Physics, astrophysics and astronomy programs often overlap in subject matter. Some schools even offer astrophysics and astronomy as concentrations within a physics degree. Physics programs are primarily concerned with understanding and manipulating light, matter and the fundamental forces of nature. Classroom and lab courses touch on photonics, quantum mechanics and gravitation.
Astronomy and astrophysics are nearly synonymous, but have small, conceptual differences. Astronomy programs emphasize direct observation of celestial objects to discover basic facts about their motion, chemistry and meteorology. Astrophysics programs are more concerned with finding explanations for the origin of the observable universe and the objects within it according to known laws of physics.
Where Do Professionals Work?
A majority of space science is conducted through remotely-controlled satellites and spacecraft, with manned space programs providing a smaller amount of hands-on research. Thus aerospace companies, major universities and government agencies - like the U.S. Department of Defense and NASA - are your potential employers. The U.S. Bureau of Labor Statistics (BLS) doesn't provide figures for space scientists, but it does report that 15,600 people were employed as physicists and 1,500 were employed as astronomers in 2008 (www.bls.gov). According to the BLS, the number of employed physicists and astronomers was projected to grow by 16% from 2008-2018.
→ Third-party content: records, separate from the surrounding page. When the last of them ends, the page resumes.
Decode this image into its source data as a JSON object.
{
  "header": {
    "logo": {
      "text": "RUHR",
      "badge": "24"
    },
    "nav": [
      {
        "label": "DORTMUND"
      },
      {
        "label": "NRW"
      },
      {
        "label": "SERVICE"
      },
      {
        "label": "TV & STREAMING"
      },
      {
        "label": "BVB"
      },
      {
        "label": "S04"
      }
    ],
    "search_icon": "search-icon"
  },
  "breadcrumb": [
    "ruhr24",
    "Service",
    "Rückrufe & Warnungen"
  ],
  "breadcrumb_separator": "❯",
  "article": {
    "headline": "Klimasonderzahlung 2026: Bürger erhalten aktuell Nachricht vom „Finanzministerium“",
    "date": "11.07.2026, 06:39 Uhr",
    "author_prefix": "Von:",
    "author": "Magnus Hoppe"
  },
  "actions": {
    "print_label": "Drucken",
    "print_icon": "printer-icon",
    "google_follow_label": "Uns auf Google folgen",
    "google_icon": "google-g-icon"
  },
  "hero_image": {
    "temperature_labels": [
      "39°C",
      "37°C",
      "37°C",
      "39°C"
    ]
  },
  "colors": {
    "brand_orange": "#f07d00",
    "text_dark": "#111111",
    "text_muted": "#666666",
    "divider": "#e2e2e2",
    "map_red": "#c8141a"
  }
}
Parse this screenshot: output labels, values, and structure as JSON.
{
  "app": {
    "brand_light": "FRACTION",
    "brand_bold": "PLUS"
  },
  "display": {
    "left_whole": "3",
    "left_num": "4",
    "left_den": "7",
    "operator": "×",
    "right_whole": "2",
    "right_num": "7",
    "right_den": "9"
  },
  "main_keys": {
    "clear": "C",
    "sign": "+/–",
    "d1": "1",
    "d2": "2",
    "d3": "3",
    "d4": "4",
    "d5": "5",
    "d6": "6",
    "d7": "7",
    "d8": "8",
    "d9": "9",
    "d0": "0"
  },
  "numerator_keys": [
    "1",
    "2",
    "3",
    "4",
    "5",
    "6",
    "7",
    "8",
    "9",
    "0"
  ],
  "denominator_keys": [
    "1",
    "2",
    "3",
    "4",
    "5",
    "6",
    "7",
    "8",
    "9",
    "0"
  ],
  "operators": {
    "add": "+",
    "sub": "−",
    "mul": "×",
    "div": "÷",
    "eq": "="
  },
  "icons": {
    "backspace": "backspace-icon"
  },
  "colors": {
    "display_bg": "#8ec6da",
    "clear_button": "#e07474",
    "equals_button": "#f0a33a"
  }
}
What Will My Job Duties Be?
The duties you perform should generally fall into three areas - planning, deployment and analysis. Planning responsibilities may include designing satellites, satellite instruments, telescopes or experiments for manned flights. Deployment duties may involve the successful management of satellite or spacecraft launches. Analytical work for space scientists could include interpreting data from experiments, satellites or telescopes and drawing conclusions.